No system is perfectly secure. If we discover a data breach affecting your personal data, we will notify you and the relevant supervisory authority within 72 hours, as required by GDPR Article 33.
10. Children
Aedenly is for adults aged 18 and over. We do not knowingly collect data from anyone under 18. During sign-up, we require a date of birth and reject accounts under 18.
If we learn that a user is under 18, we will delete their account and all associated data immediately.
If you are a parent or guardian and believe your child has registered for Aedenly, contact privacy@aedenly.com and we will act promptly.
11. Cookies and similar technologies
The Aedenly mobile app does not use browser cookies. It uses local device storage (AsyncStorage) only to keep you signed in between sessions. No third-party trackers, analytics SDKs that fingerprint users, or advertising trackers are present in the App.

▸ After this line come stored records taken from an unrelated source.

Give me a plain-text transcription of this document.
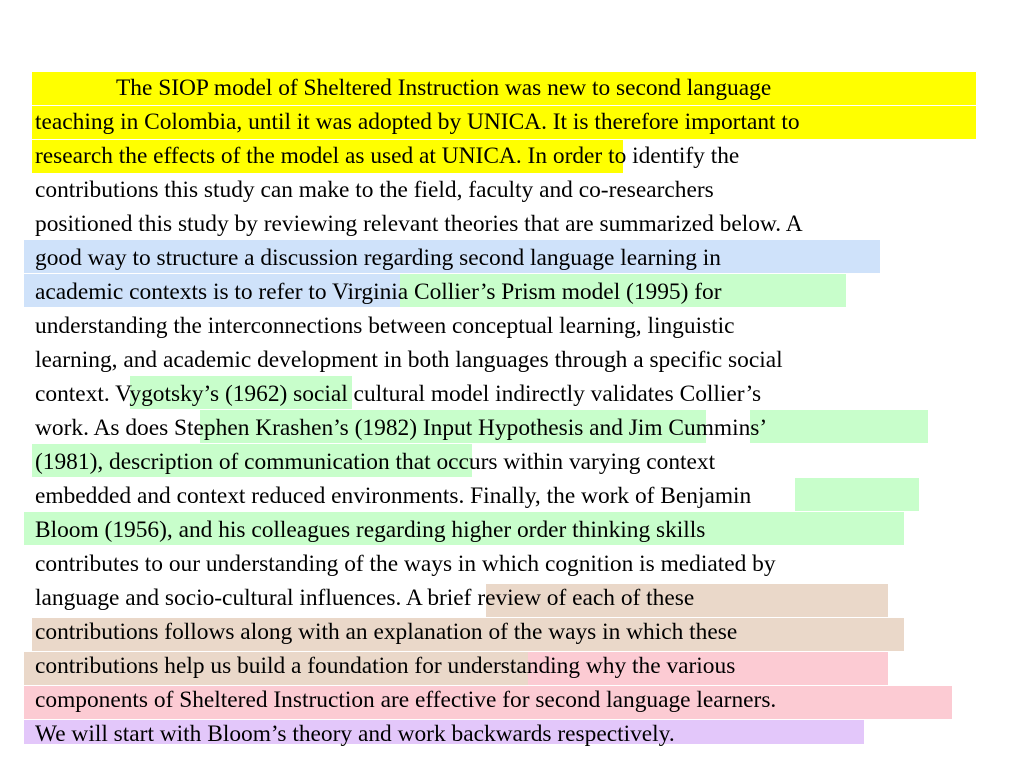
The SIOP model of Sheltered Instruction was new to second language

teaching in Colombia, until it was adopted by UNICA. It is therefore important to

research the effects of the model as used at UNICA. In order to identify the

contributions this study can make to the field, faculty and co-researchers

positioned this study by reviewing relevant theories that are summarized below. A

good way to structure a discussion regarding second language learning in

academic contexts is to refer to Virginia Collier’s Prism model (1995) for

understanding the interconnections between conceptual learning, linguistic

learning, and academic development in both languages through a specific social

context. Vygotsky’s (1962) social cultural model indirectly validates Collier’s

work. As does Stephen Krashen’s (1982) Input Hypothesis and Jim Cummins’

(1981), description of communication that occurs within varying context

embedded and context reduced environments. Finally, the work of Benjamin

Bloom (1956), and his colleagues regarding higher order thinking skills

contributes to our understanding of the ways in which cognition is mediated by

language and socio-cultural influences. A brief review of each of these

contributions follows along with an explanation of the ways in which these

contributions help us build a foundation for understanding why the various

components of Sheltered Instruction are effective for second language learners.

We will start with Bloom’s theory and work backwards respectively.
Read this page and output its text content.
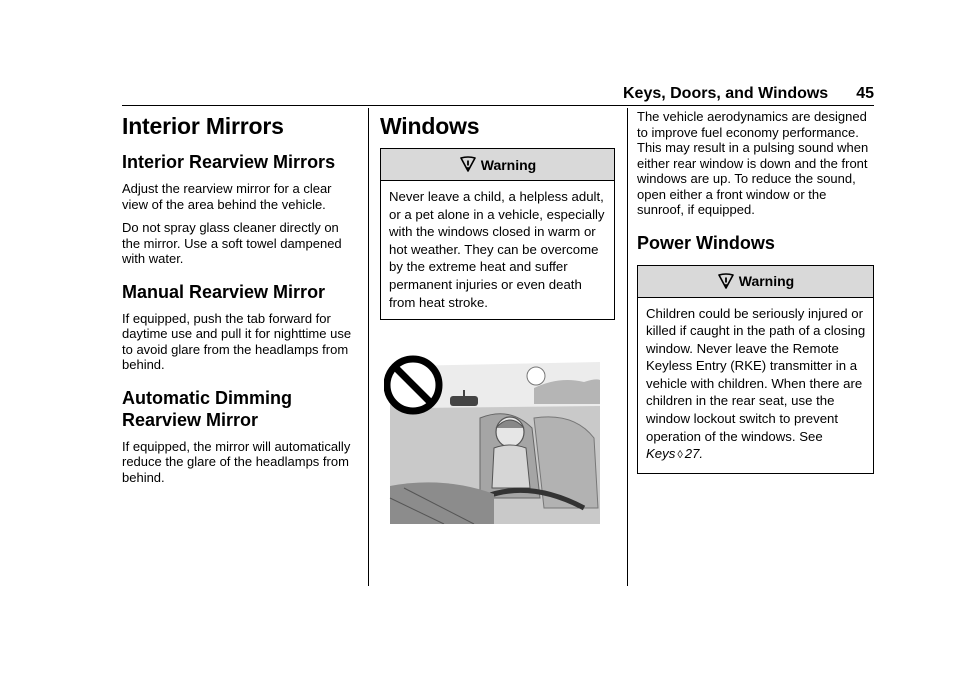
Keys, Doors, and Windows 45
Interior Mirrors
Interior Rearview Mirrors

Adjust the rearview mirror for a clear view of the area behind the vehicle.

Do not spray glass cleaner directly on the mirror. Use a soft towel dampened with water.

Manual Rearview Mirror

If equipped, push the tab forward for daytime use and pull it for nighttime use to avoid glare from the headlamps from behind.

Automatic Dimming
Rearview Mirror

If equipped, the mirror will automatically reduce the glare of the headlamps from behind.

Windows
Warning
Never leave a child, a helpless adult, or a pet alone in a vehicle, especially with the windows closed in warm or hot weather. They can be overcome by the extreme heat and suffer permanent injuries or even death from heat stroke.

The vehicle aerodynamics are designed to improve fuel economy performance. This may result in a pulsing sound when either rear window is down and the front windows are up. To reduce the sound, open either a front window or the sunroof, if equipped.

Power Windows
Warning
Children could be seriously injured or killed if caught in the path of a closing window. Never leave the Remote Keyless Entry (RKE) transmitter in a vehicle with children. When there are children in the rear seat, use the window lockout switch to prevent operation of the windows. See
Keys ◊ 27.
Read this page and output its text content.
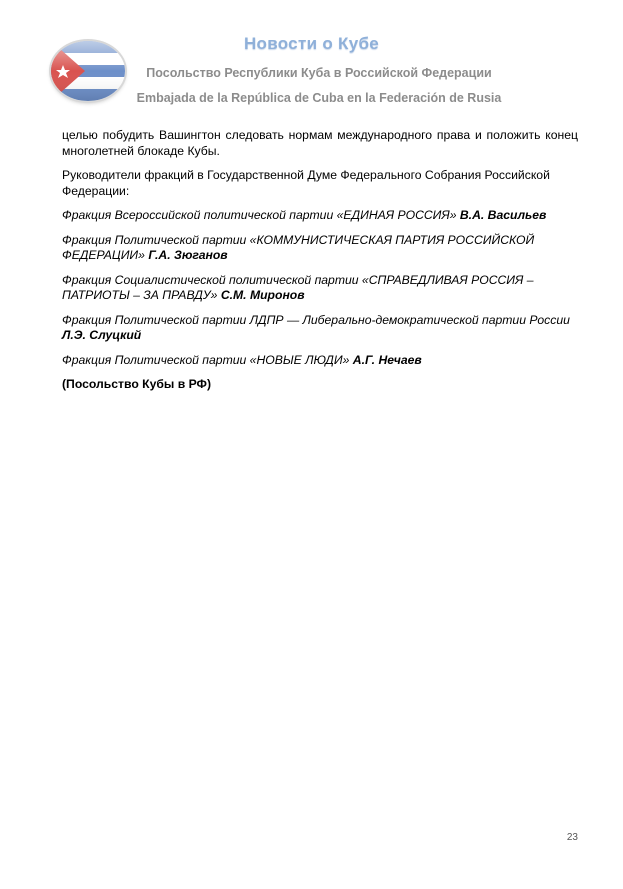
Новости о Кубе
Посольство Республики Куба в Российской Федерации
Embajada de la República de Cuba en la Federación de Rusia

целью побудить Вашингтон следовать нормам международного права и положить конец многолетней блокаде Кубы.

Руководители фракций в Государственной Думе Федерального Собрания Российской Федерации:

Фракция Всероссийской политической партии «ЕДИНАЯ РОССИЯ» В.А. Васильев

Фракция Политической партии «КОММУНИСТИЧЕСКАЯ ПАРТИЯ РОССИЙСКОЙ ФЕДЕРАЦИИ» Г.А. Зюганов

Фракция Социалистической политической партии «СПРАВЕДЛИВАЯ РОССИЯ – ПАТРИОТЫ – ЗА ПРАВДУ» С.М. Миронов

Фракция Политической партии ЛДПР — Либерально-демократической партии России Л.Э. Слуцкий

Фракция Политической партии «НОВЫЕ ЛЮДИ» А.Г. Нечаев

(Посольство Кубы в РФ)

23
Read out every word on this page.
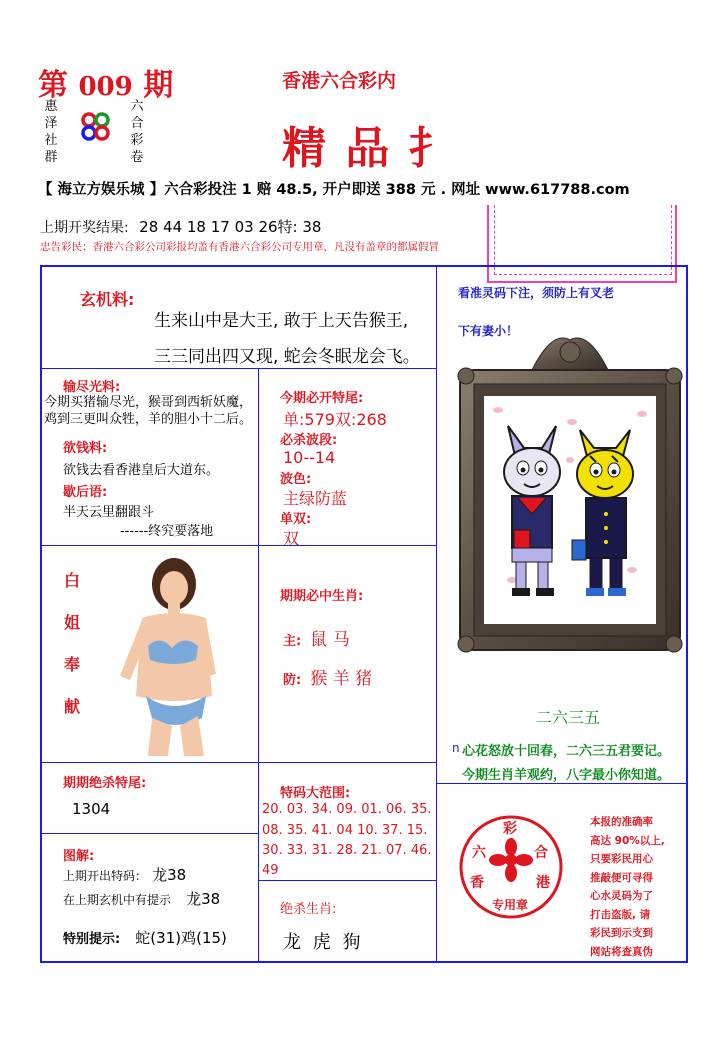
第 009 期
惠
泽
社
群
六
合
彩
卷
香港六合彩内
精 品 扌
【 海立方娱乐城 】六合彩投注 1 赔 48.5, 开户即送 388 元 . 网址 www.617788.com
上期开奖结果: 28 44 18 17 03 26特: 38
忠告彩民：香港六合彩公司彩报均盖有香港六合彩公司专用章，凡没有盖章的都属假冒
玄机料:
生来山中是大王, 敢于上天告猴王,
三三同出四又现, 蛇会冬眠龙会飞。
看准灵码下注，须防上有叉老
下有妻小！
输尽光料:
今期买猪输尽光，猴哥到西斩妖魔，鸡到三更叫众牲，羊的胆小十二后。
欲钱料:
欲钱去看香港皇后大道东。
歇后语:
半天云里翻跟斗
------终究要落地
今期必开特尾:
单:579双:268
必杀波段:
10--14
波色:
主绿防蓝
单双:
双
白
姐
奉
献
期期必中生肖:
主: 鼠 马
防: 猴 羊 猪
二六三五
n 心花怒放十回春，二六三五君要记。
今期生肖羊观约，八字最小你知道。
期期绝杀特尾:
1304
特码大范围:
20. 03. 34. 09. 01. 06. 35.
08. 35. 41. 04 10. 37. 15.
30. 33. 31. 28. 21. 07. 46.
49
图解:
上期开出特码： 龙38
在上期玄机中有提示 龙38
特别提示: 蛇(31)鸡(15)
绝杀生肖:
龙 虎 狗
彩
六	合
香	港
专用章
本报的准确率
高达 90%以上,
只要彩民用心
推敲便可寻得
心水灵码为了
打击盗版, 请
彩民到示支到
网站将查真伪
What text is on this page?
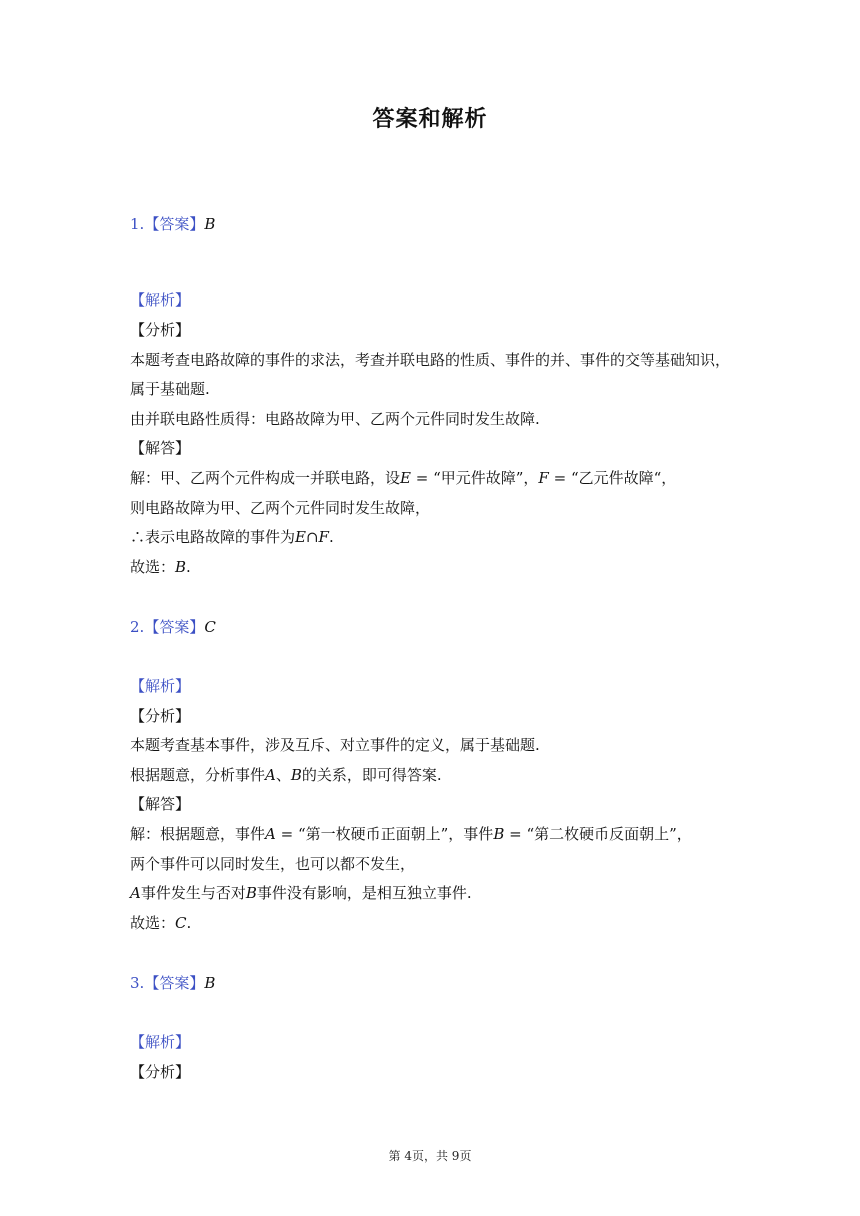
答案和解析
1.【答案】B
【解析】
【分析】
本题考查电路故障的事件的求法，考查并联电路的性质、事件的并、事件的交等基础知识，
属于基础题.
由并联电路性质得：电路故障为甲、乙两个元件同时发生故障.
【解答】
解：甲、乙两个元件构成一并联电路，设E = “甲元件故障”，F = “乙元件故障“，
则电路故障为甲、乙两个元件同时发生故障，
∴表示电路故障的事件为E∩F.
故选：B.
2.【答案】C
【解析】
【分析】
本题考查基本事件，涉及互斥、对立事件的定义，属于基础题.
根据题意，分析事件A、B的关系，即可得答案.
【解答】
解：根据题意，事件A = “第一枚硬币正面朝上”，事件B = “第二枚硬币反面朝上”，
两个事件可以同时发生，也可以都不发生，
A事件发生与否对B事件没有影响，是相互独立事件.
故选：C.
3.【答案】B
【解析】
【分析】
第 4页，共 9页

If we use cookies on the aedenly.com website (only essential cookies for the website to function), they will be disclosed in a separate website cookie banner.
12. Changes to this policy
We may update this Privacy Policy from time to time. When we make material changes, we will:
- Notify you in-app or by email at least 14 days before the changes take effect.
- Update the "Last updated" date at the top of this document.
- Maintain a public version history at aedenly.com/privacy/history so you can see what changed.
Continuing to use Aedenly after a material change constitutes acceptance of the updated policy.
13. Contact
For privacy questions, data subject access requests, or any concerns about how Aedenly handles your data:
- Email: privacy@aedenly.com
- Postal address: [YOUR ADDRESS, CITY, COUNTRY]
If you are in the EEA / UK and we cannot resolve your complaint, you can lodge a complaint with your local supervisory authority. France: CNIL — www.cnil.fr. Italy: Garante per la protezione dei dati personali — www.gpdp.it. UK: ICO — www.ico.org.uk.